Sustainability leaders discuss the function and future of materiality analysis
Part three of our materiality blog series
In the previous segment of our materiality blog series, we analyzed GRI reporting criteria to determine whether materiality analysis is truly an integral component of a report based on the GRI G3 Sustainability Reporting Guidelines. We found that while the language in the GRI Guidelines strongly encourages the use of materiality, there is no formal requirement for companies to follow any particular analysis process.
Extending our inquiry, we reached out to sustainability professionals at companies currently using the GRI Guidelines—hoping to better understand the perceived role of materiality analysis within corporations themselves.
A powerful tool
- Have you conducted a materiality analysis within your company? If so, how?
- Do you believe that materiality analysis has a role to play in the evolution of integrated reporting?
- What do you see as the primary challenges to the adoption of integrated reporting?
Across the board, practitioners expressed that materiality analysis is a valuable tool for prioritization of issues and strategic planning and represents the initial basis for a more integrated approach to sustainability strategy and reporting.
“One of my tasks is to work toward the integration of sustainability throughout our business. A materiality survey acts as a driver of issue prioritization in this respect, and is a key component to understanding where the company should go. It has a future-focus.”
Mark Stephan, Principal Program Manager, Office of Sustainability – EMC
Bridging sustainability and integrated reporting
Practitioners regarded materiality analysis as a core element of future reporting structures and a possible bridge between the sustainability and financial worlds. Many expressed interest—and concern—about the development of an integrated reporting framework.
The powerful momentum towards integrated reporting, headed up by the International Integrated Reporting Committee (IIRC), was manifested in a draft discussion paper released by the IIRC in September 2011. While the respondents appreciated the concepts presented in the discussion paper, they noted that the idea of integrated reporting is still fledgling and ill-defined, and that the lack of participation of key financial industry players, including mainstream analysts, could hamper the creation of a truly useful crossover standard.
“Philosophically, it’s the right direction, but I am concerned about the rush for companies to do a single, integrated report. We need to have a better understanding of the end game and what the best format is to accomplish that. It may be a single report – or it may be just making stronger connections across a company’s existing investor and sustainability communications channels.
One of the key challenges I see is that there isn’t a clear, specified need for integrated reporting from the financial sector. If it’s just us “usual suspects” from the sustainability world trying to define integrated reporting, it’s difficult to see where the acceptance and use of integrated reporting by mainstream analysts will come from.”
Suzanne Fallender, Director of CSR Strategy & Communications – Intel
The meaning of “materiality” itself did not escape scrutiny. Some respondents felt that the term was being used too casually among sustainability practitioners. The lack of a standard definition could cause confusion as practitioners begin to engage with internal risk and investor relations departments as well as the CFO.

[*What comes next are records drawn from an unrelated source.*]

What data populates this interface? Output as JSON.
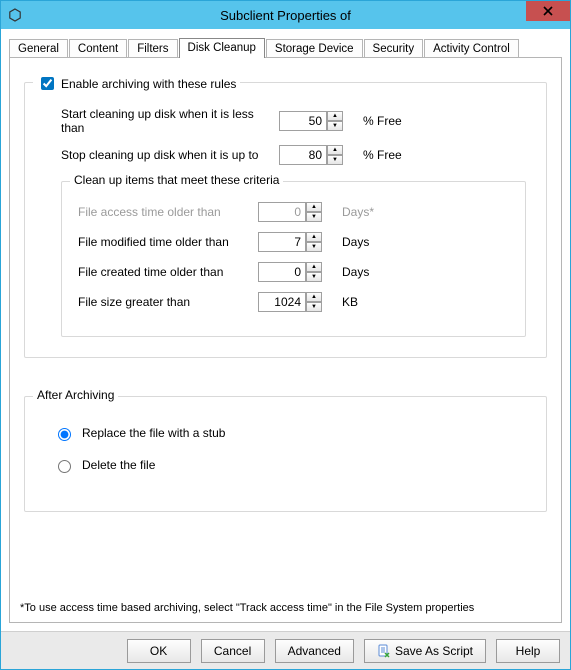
{
  "window": {
    "title": "Subclient Properties of"
  },
  "tabs": {
    "general": "General",
    "content": "Content",
    "filters": "Filters",
    "disk_cleanup": "Disk Cleanup",
    "storage_device": "Storage Device",
    "security": "Security",
    "activity_control": "Activity Control"
  },
  "enable_group": {
    "checkbox_label": "Enable archiving with these rules",
    "start_label": "Start cleaning up disk when it is less than",
    "start_value": "50",
    "start_unit": "% Free",
    "stop_label": "Stop cleaning up disk when it is up to",
    "stop_value": "80",
    "stop_unit": "% Free"
  },
  "criteria": {
    "legend": "Clean up items that meet these criteria",
    "access_label": "File access time older than",
    "access_value": "0",
    "access_unit": "Days*",
    "modified_label": "File modified time older than",
    "modified_value": "7",
    "modified_unit": "Days",
    "created_label": "File created time older than",
    "created_value": "0",
    "created_unit": "Days",
    "size_label": "File size greater than",
    "size_value": "1024",
    "size_unit": "KB"
  },
  "after": {
    "legend": "After Archiving",
    "replace_label": "Replace the file with a stub",
    "delete_label": "Delete the file"
  },
  "footnote": "*To use access time based archiving, select \"Track access time\" in the File System properties",
  "buttons": {
    "ok": "OK",
    "cancel": "Cancel",
    "advanced": "Advanced",
    "save_as_script": "Save As Script",
    "help": "Help"
  }
}
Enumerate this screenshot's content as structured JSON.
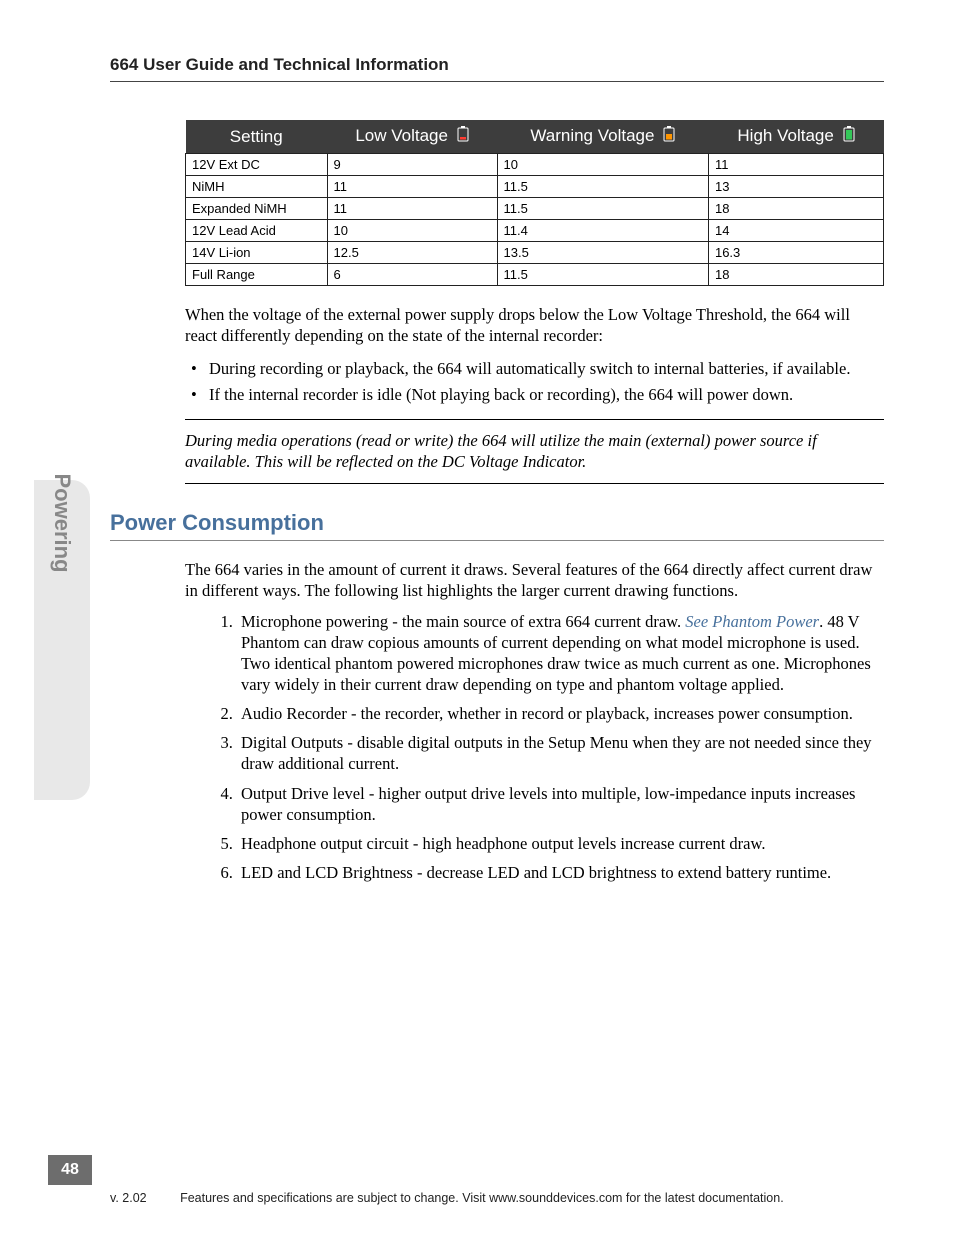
{
  "header": {
    "title": "664 User Guide and Technical Information"
  },
  "chart_data": {
    "type": "table",
    "columns": [
      "Setting",
      "Low Voltage",
      "Warning Voltage",
      "High Voltage"
    ],
    "rows": [
      {
        "setting": "12V Ext DC",
        "low": "9",
        "warn": "10",
        "high": "11"
      },
      {
        "setting": "NiMH",
        "low": "11",
        "warn": "11.5",
        "high": "13"
      },
      {
        "setting": "Expanded NiMH",
        "low": "11",
        "warn": "11.5",
        "high": "18"
      },
      {
        "setting": "12V Lead Acid",
        "low": "10",
        "warn": "11.4",
        "high": "14"
      },
      {
        "setting": "14V Li-ion",
        "low": "12.5",
        "warn": "13.5",
        "high": "16.3"
      },
      {
        "setting": "Full Range",
        "low": "6",
        "warn": "11.5",
        "high": "18"
      }
    ]
  },
  "paragraph1": "When the voltage of the external power supply drops below the Low Voltage Threshold, the 664 will react differently depending on the state of the internal recorder:",
  "bullets": [
    "During recording or playback, the 664 will automatically switch to internal batteries, if available.",
    "If the internal recorder is idle (Not playing back or recording), the 664 will power down."
  ],
  "note": "During media operations (read or write) the 664 will utilize the main (external) power source if available. This will be reflected on the DC Voltage Indicator.",
  "section": {
    "heading": "Power Consumption",
    "intro": "The 664 varies in the amount of current it draws. Several features of the 664 directly affect current draw in different ways. The following list highlights the larger current drawing functions.",
    "items": [
      {
        "pre": "Microphone powering - the main source of extra 664 current draw. ",
        "link": "See Phantom Power",
        "post": ". 48 V Phantom can draw copious amounts of current depending on what model microphone is used. Two identical phantom powered microphones draw twice as much current as one. Microphones vary widely in their current draw depending on type and phantom voltage applied."
      },
      {
        "pre": "Audio Recorder - the recorder, whether in record or playback, increases power consumption.",
        "link": "",
        "post": ""
      },
      {
        "pre": "Digital Outputs - disable digital outputs in the Setup Menu when they are not needed since they draw additional current.",
        "link": "",
        "post": ""
      },
      {
        "pre": "Output Drive level - higher output drive levels into multiple, low-impedance inputs increases power consumption.",
        "link": "",
        "post": ""
      },
      {
        "pre": "Headphone output circuit - high headphone output levels increase current draw.",
        "link": "",
        "post": ""
      },
      {
        "pre": "LED and LCD Brightness - decrease LED and LCD brightness to extend battery runtime.",
        "link": "",
        "post": ""
      }
    ]
  },
  "sideTab": "Powering",
  "pageNumber": "48",
  "footer": {
    "version": "v. 2.02",
    "text": "Features and specifications are subject to change. Visit www.sounddevices.com for the latest documentation."
  },
  "icons": {
    "low": "#ff3b30",
    "warn": "#ff9500",
    "high": "#34c759"
  }
}
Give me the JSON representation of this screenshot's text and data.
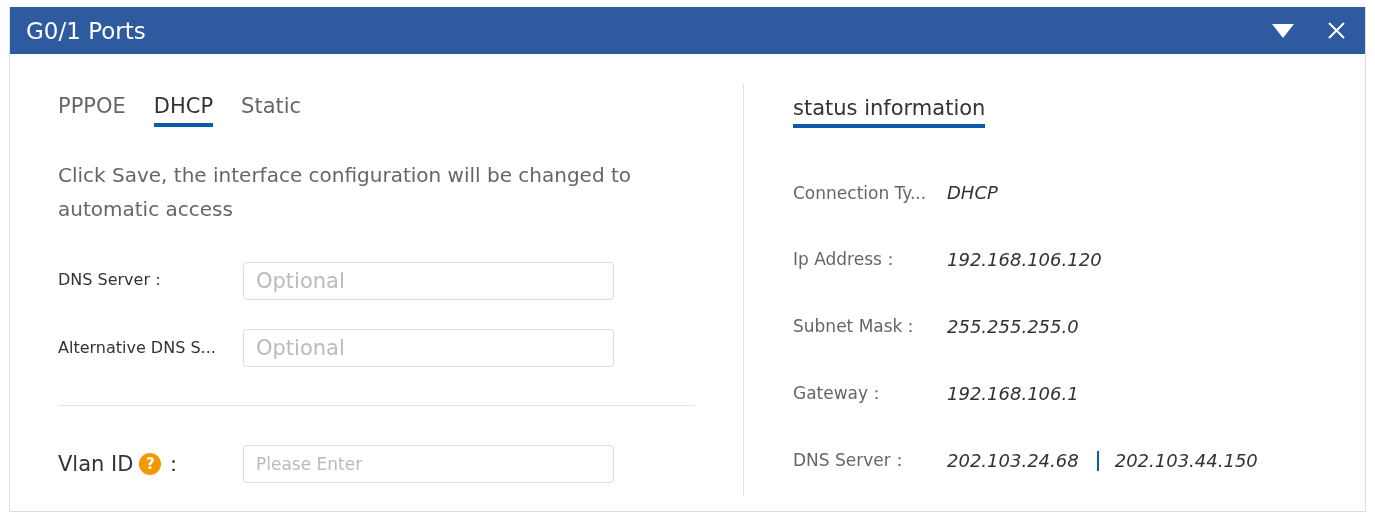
{
  "window": {
    "title": "G0/1 Ports"
  },
  "tabs": [
    {
      "label": "PPPOE",
      "selected": false
    },
    {
      "label": "DHCP",
      "selected": true
    },
    {
      "label": "Static",
      "selected": false
    }
  ],
  "description": "Click Save, the interface configuration will be changed to automatic access",
  "dns_fields": [
    {
      "label": "DNS Server：",
      "placeholder": "Optional"
    },
    {
      "label": "Alternative DNS S...",
      "placeholder": "Optional"
    }
  ],
  "vlan_field": {
    "label": "Vlan ID",
    "help": "?",
    "label_suffix": "：",
    "placeholder": "Please Enter"
  },
  "status": {
    "title": "status information",
    "selected": true,
    "rows": [
      {
        "label": "Connection Ty...",
        "values": [
          "DHCP"
        ]
      },
      {
        "label": "Ip Address：",
        "values": [
          "192.168.106.120"
        ]
      },
      {
        "label": "Subnet Mask：",
        "values": [
          "255.255.255.0"
        ]
      },
      {
        "label": "Gateway：",
        "values": [
          "192.168.106.1"
        ]
      },
      {
        "label": "DNS Server：",
        "values": [
          "202.103.24.68",
          "202.103.44.150"
        ]
      }
    ]
  }
}
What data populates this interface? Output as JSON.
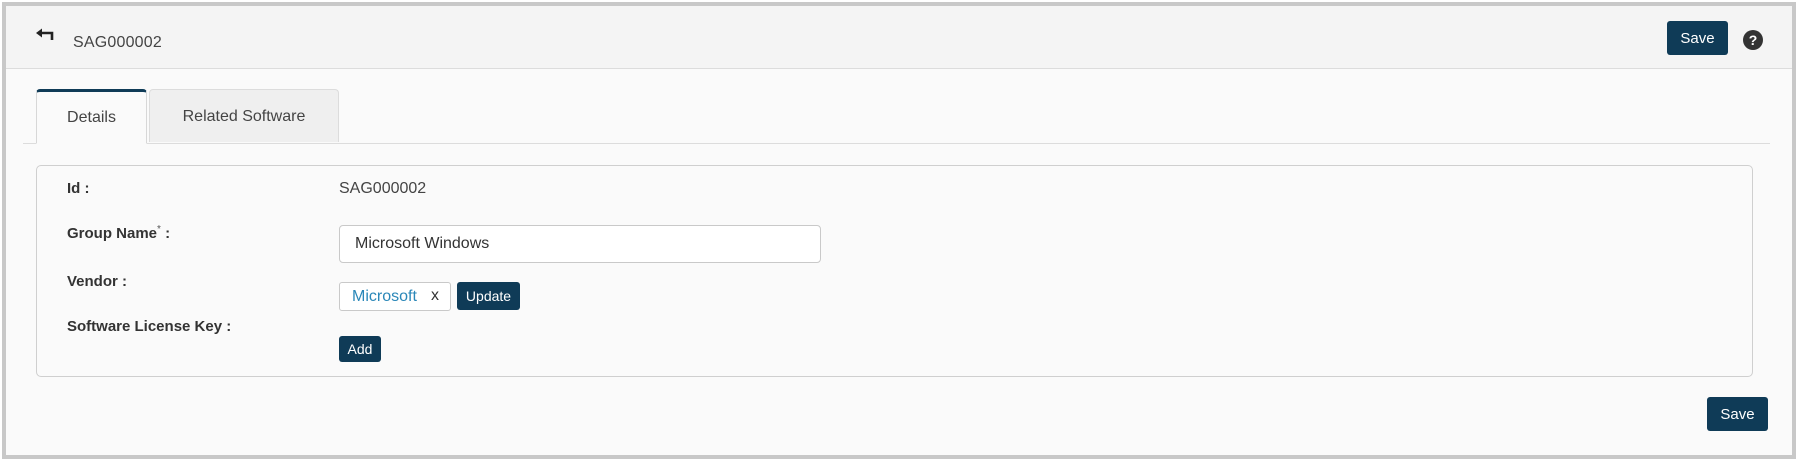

Commentary also centered on the difficulty of determining the degree of materiality for issues that aren’t easily quantified, for example, employee satisfaction and its impact on employee productivity. Respondents agreed that the practice of assigning dollar values to most ESG issues is still in its infancy. They are hopeful, however, that current initiatives (such as Puma’s environmental P&L and HIP Investor’s Human Impact + Profit assessments) will lay the groundwork for a more standardized approach to incorporating ESG into financial statements.
Looking to the future
The general consensus among our interviewees is that materiality analysis represents one of the few tools capable of demonstrating the cross-cutting significance of ESG issues. Whether equated with a broad view of risk and opportunity or constrained to a stricter financial definition, the language of materiality is understood and accepted by audiences that extend well beyond the ranks of sustainability professionals. It is a common platform upon which our most significant and forward-thinking conversations about sustainability might be staged, if the right people are part of the discussion.
“We are at a very critical point to improve the influence and relevance of reporting. If we [the larger CSR sector] just evolve the same models, we are missing a big opportunity to shift the conversation to business value (including the relevance of sustainability for long-term business health and financial returns).
My biggest concern is that we’re still talking to ourselves in a vacuum—the pull from the financial side doesn’t seem to exist. If the financial community is an important stakeholder, we need them to sit at the table to inform future standard development. Their partnership is important in this building period.”
Beth Holzman, Manager of CSR Strategy and Reporting – Timberland
What is clearly evident to us at Framework is the need for companies to use their reporting to more effectively illustrate the business value related to sustainability—in essence, to turn to forward-looking discussions as opposed to recitations of past achievements.
We believe that materiality analysis provides a mechanism to effectively surface key issues and set the foundations for financial valuation of sustainability priorities, and thus help to align sustainability objectives, business strategy, and value creation.